Complicating the task even further is the basic issue of numerical uncertainty, caused by the need to estimate many numbers from so many different data sources. An important and possibly overlooked contribution by the study by Flegal et al¹ is the formal calculation of confidence intervals around the estimate of obesity-related deaths. When relative risk estimates are only modestly elevated, as in the case of obesity, very small changes in the relative risk translate to large differences in the population-attributable fraction.⁸ Thus, it should come as no surprise that the 95% confidence interval around the estimate of 112 000 deaths ranges from 54 000 to 170 000, greater than a 3-fold difference reflected within the range.

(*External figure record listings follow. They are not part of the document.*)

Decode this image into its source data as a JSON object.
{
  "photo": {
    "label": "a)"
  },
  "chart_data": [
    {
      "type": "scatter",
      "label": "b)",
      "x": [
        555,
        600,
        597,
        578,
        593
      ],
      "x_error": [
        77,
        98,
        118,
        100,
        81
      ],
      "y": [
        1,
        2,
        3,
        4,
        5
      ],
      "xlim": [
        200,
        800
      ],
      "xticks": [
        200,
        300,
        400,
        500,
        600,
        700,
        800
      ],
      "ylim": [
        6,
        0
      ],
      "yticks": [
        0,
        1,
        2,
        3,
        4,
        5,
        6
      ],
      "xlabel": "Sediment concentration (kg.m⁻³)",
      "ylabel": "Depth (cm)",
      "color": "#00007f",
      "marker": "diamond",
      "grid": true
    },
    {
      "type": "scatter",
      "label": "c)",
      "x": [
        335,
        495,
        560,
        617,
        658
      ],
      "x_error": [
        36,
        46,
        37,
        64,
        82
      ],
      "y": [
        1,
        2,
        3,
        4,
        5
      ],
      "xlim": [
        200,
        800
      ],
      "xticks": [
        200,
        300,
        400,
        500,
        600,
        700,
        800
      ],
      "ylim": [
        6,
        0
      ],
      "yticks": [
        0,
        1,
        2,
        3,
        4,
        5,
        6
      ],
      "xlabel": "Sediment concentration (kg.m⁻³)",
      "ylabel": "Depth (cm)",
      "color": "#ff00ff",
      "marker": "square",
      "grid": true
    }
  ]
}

Although the other studies^{3 ,5} that previously estimated obesity-attributable death did not include confidence intervals, the estimates from those studies should be assumed to have underlying uncertainty at least as great.

These studies and their disparate findings highlight the importance of continuing to develop more rigorous approaches for estimating obesity-attributable deaths. Ultimately, though, it may be possible to gain a better and more realistic understanding of the preventable disease burden caused by obesity by evaluating public health and individual programs designed to both prevent and treat obesity, such as diet and exercise programs. Such programs should also be evaluated for their ability to reduce disease and morbidity in addition to effects on body weight, for there may be additional benefits (or possible risks). With sufficient knowledge of the effectiveness and required resources of these programs, it will be possible to make rational decisions regarding the best way to maintain and improve the health of the public.